Jetzt war auch mir alles einerlei. Niemand schien sich an meinem Frotteekostüm zu stören, das ich noch immer nicht gewechselt hatte. So suchte ich den Concierge mich über die Zukunft, dem sprunghaften Luder, zu vergewissern. Seine Finger waren wundgewählt und schal hing ihm die Zunge aus dem Hals; er hatte nach Unterkünften telefoniert. Gab es denn keine anderen Gästezimmer nirgendwo noch in den Spalten dieser stolzen alten Berge? Er befürchte nein.
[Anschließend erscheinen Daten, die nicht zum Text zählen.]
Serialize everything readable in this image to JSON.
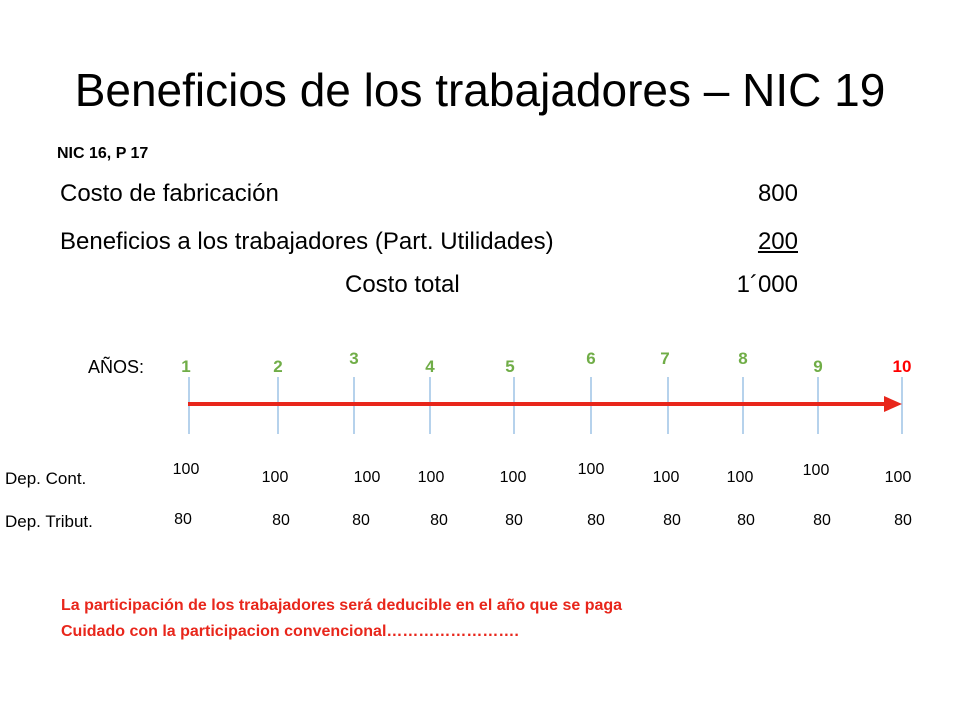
{
  "slide": {
    "title": "Beneficios de los trabajadores – NIC 19",
    "reference": "NIC 16, P 17"
  },
  "costs": {
    "fabricacion_label": "Costo de fabricación",
    "fabricacion_value": "800",
    "beneficios_label": "Beneficios a los trabajadores (Part. Utilidades)",
    "beneficios_value": "200",
    "total_label": "Costo total",
    "total_value": "1´000"
  },
  "timeline": {
    "years_label": "AÑOS:",
    "years": [
      "1",
      "2",
      "3",
      "4",
      "5",
      "6",
      "7",
      "8",
      "9",
      "10"
    ],
    "year_color": "#70ad47",
    "last_year_color": "#ff0000",
    "arrow_color": "#e8261b",
    "tick_color": "#9dc3e6"
  },
  "rows": {
    "dep_cont_label": "Dep. Cont.",
    "dep_cont_values": [
      "100",
      "100",
      "100",
      "100",
      "100",
      "100",
      "100",
      "100",
      "100",
      "100"
    ],
    "dep_tribut_label": "Dep. Tribut.",
    "dep_tribut_values": [
      "80",
      "80",
      "80",
      "80",
      "80",
      "80",
      "80",
      "80",
      "80",
      "80"
    ]
  },
  "notes": {
    "line1": "La participación de los trabajadores será deducible en el año que se paga",
    "line2": "Cuidado con la participacion convencional……………………."
  }
}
Neben mir hatte sich eine Schlange gebildet, in der pikierte Damen und Herren feinsäuberlich aufgereiht darauf warteten sich kläffend über das Unvorhergesehene zu beschweren – da muss es doch ein Formular geben, eine Anlaufstelle!

Ich brauchte frische Luft und fand sie in der Nacht. Die Boote trauerten herrenlos um ihre Passagiere, der See lag glatt wie eine Motorhaube vor den Bergen; solange, bis ich hineintrat: erst der eine Samtpatschen, dann der andere. Der Frotteemantel saugte das Wasser auf, bis es mir zum Halse stand.